Zadeh tied this “central nervous system” in with a discussion of lambda architectures, a concept developed by Nathan Marz. The short version is that it’s a genericization of reinforcement learning, as discussed earlier. A lambda architecture starts with batch analysis of archived data, and then combines that with real-time analysis to continually refine whatever black box produces the output of the system. As with the malware-detection problem above, given the rapid pace of security attack development, relying on static models and rules becomes ineffective when faced with even a moderately skilled attacker.

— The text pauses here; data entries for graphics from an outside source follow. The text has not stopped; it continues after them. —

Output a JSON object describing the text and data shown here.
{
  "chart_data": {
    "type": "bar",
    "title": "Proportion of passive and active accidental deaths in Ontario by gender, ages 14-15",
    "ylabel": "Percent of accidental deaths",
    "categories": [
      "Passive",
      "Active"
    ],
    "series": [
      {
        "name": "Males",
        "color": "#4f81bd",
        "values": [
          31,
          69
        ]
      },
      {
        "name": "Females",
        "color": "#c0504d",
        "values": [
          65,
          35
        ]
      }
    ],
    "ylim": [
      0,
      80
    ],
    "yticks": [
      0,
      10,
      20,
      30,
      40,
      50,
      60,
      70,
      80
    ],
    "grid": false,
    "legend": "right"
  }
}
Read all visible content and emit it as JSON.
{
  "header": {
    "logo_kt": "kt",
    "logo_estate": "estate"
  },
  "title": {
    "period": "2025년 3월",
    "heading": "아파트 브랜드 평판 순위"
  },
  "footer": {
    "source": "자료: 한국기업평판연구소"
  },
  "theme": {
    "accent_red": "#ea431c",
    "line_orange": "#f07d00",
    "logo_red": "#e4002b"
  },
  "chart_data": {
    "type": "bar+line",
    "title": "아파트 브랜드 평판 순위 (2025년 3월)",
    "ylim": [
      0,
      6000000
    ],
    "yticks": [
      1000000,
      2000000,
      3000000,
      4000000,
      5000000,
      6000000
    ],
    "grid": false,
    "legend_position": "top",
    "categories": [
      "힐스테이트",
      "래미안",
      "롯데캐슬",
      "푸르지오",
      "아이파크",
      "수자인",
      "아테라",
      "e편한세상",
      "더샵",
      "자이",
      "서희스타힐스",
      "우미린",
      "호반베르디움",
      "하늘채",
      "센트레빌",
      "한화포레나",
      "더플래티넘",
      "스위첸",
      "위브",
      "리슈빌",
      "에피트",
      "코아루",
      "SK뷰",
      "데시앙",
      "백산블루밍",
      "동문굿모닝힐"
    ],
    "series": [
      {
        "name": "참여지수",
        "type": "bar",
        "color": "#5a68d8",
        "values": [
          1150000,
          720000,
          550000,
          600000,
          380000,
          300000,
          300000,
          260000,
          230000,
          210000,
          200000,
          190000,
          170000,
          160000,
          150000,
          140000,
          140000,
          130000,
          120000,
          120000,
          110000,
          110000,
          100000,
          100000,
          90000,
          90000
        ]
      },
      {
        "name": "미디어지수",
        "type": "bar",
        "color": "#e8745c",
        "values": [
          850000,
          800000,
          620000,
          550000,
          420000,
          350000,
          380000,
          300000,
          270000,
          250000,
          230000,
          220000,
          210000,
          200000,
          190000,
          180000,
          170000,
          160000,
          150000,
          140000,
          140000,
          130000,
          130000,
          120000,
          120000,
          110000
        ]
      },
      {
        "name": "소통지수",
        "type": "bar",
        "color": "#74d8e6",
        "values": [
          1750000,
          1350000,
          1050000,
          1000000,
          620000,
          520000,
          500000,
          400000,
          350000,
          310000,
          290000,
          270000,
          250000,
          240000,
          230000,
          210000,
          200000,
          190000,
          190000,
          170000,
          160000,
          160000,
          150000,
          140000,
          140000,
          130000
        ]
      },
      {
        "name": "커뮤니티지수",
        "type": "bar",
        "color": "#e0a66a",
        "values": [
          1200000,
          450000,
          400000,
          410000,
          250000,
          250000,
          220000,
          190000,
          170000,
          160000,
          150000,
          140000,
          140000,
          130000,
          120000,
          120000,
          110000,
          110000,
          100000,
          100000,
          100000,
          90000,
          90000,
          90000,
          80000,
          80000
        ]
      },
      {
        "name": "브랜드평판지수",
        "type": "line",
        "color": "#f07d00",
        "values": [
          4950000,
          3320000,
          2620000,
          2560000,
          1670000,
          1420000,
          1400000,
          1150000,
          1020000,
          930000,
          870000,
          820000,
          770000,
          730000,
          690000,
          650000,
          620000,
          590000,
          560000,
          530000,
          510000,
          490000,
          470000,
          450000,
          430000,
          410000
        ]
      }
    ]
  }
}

I appreciated the forward-looking nature as a definite contrast to the talks that just presented attacks. The discussion of security ROI is an important one. I chatted with Zadeh afterward about the importance of connecting security operations and research with the business’s interests. His experience was that of frequent disconnects between the different components, which results in the technical groups going after low-ROI targets instead of the attacks that are quick to address and much more common. It’s unclear how many more major breaches it will take to change the prioritization of the security community, but, for all of our sakes, I hope we’ve already started to reconsider where we direct our efforts.
So, What Does This All Mean?
Machine learning is not a panacea for security problems, though it certainly is a hot topic in the community that deserves ongoing attention and research. That said, machine learning techniques can enable a much more comprehensive defense, especially the approach called a “moving defense” or “moving target”, where models and rules are dynamically updated based on what’s actually going on and attacking the network in question. The model of a “central nervous system” of indicators and analyzers definitely has potential to provide a much more comprehensive defense solution to help security operations teams work on protecting against actual threats rather than trudging through piles of false positives.